A new menace arises from Siberia, with the epicenter corresponding to the time and location of the Tunguska Event of 1908. In 1921, Russia initiated a communications blackout with the rest of the world and built a wall against its European border called the "Red Curtain." Word spreads of small towns, villages, and eventually cities in Russia and Eastern Europe that are destroyed within a single night. A strange cold front also develops over Russia and spreads outwards. European intelligence agencies attempt to listen in on Russian radio stations, only to hear a single message repeated over and over: "Brotherhood, Strength, and Fortitude ... in the face of the angry night".

In December 1949, the Red Curtain is suddenly breached by numerous Chimeran forces. The Chimera overrun continental Europe in just two months, leaving very few survivors.

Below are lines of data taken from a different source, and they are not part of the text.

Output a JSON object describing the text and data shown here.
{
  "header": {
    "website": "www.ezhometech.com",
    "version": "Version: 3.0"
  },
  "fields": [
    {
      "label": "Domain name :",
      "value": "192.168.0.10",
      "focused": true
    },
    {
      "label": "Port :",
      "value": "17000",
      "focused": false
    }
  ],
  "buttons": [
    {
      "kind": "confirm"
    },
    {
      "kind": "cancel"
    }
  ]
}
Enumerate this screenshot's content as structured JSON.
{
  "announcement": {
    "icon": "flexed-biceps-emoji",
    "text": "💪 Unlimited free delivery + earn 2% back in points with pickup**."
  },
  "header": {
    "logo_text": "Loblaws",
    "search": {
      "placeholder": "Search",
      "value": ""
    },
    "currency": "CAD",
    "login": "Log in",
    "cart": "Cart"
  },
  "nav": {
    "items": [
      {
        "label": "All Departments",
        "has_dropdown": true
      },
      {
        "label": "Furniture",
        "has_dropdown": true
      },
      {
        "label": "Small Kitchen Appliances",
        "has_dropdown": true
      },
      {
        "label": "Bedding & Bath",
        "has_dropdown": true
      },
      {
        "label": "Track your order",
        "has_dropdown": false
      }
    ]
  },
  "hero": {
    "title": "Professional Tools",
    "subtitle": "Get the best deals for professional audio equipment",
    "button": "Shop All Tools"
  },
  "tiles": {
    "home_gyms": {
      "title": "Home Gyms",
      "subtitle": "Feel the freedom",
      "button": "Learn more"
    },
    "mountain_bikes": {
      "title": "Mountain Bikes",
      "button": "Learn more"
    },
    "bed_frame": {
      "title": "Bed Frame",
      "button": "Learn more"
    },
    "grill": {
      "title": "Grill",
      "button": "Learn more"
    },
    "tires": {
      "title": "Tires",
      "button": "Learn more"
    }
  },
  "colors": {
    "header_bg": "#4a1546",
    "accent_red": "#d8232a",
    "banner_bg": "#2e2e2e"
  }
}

The Chimera then proceed to dig underneath the English Channel, invading Britain in late 1950. The bulk of the British forces is wiped out, with the rest fleeing to scattered bases in the northern parts of England.

Sometime after the invasion of England, the SRPA (Special Research Projects Administration) begins experimenting with the virus, supposedly to find a cure. It is never revealed whether they are attempting to find a cure for the virus or simply attempting to create a group of superhumans. This project is known as Project Abraham.

There are only two known locations where Project Abraham took place. One was an unspecified military facility in Alaska, and another in Bryce Canyon, Utah. Out of the viral website, it is known that the only survivors are Joseph Capelli and Nathan Hale, and they are both later transferred to Sentinel Squad Echo.

After the events of Project Abraham, the soldiers who were infected with the Chimeran virus were formed into an elite squad known as Sentinels.

==Gameplay==
The Resistance games play similarly to most first-person shooters, and feature a variety of weapons. The weapons include both conventional weapons for the setting of the game, weapons created by the Chimera that possess unique features, and human weapons that have been modified to take advantage of the Chimera technology. Each weapon features two modes of fire which work in conjunction with each other. The human assault rifles include grenade launchers, while the Chimera "Bullseye" has a secondary mode that fires a marker, such that all bullets shot in the primary mode will strike the marked target for a short time.

The main trilogy on PlayStation 3 featured large-scale multiplayer modes with support for up to 60 players in Resistance 2 and up to 40 players in Resistance: Fall of Man. Gameplay was reduced to smaller matches in Resistance 3. All three console games offer extensive stat tracking for online combat, and Resistance 2 even requires online play to unlock some of its trophies.

==Other media==
Resistance: The Gathering Storm, a novel by William C. Dietz, was released in April 2009. It details what happened to Nathan Hale during the two years between the events that unfolded in Iceland, after his extraction from Great Britain, and later in San Francisco and where the Chimera launch the invasion of the United States.

Resistance: A Hole in the Sky, an indirect sequel to The Gathering Storm, was written by William C. Dietz. It is set before the events of Resistance 3.

Resistance, a six-issue comic book limited series, began in January 2009. The first issue, "Resistance #0" (which was available as part of the Resistance 2 Collector's Edition), details the early history of Private Jordan Adam Shepherd, the seemingly innocent soldier who volunteered to be a test subject in Project Abraham, and, due to the machinations of Doctor Fyodor Malikov, would transform into "Daedalus", the Leader of the Chimera. Another comic issue released was called "Metastasis", telling the tale of a Nathan Hale mission and how he is to retrieve an antidote to the chimera virus.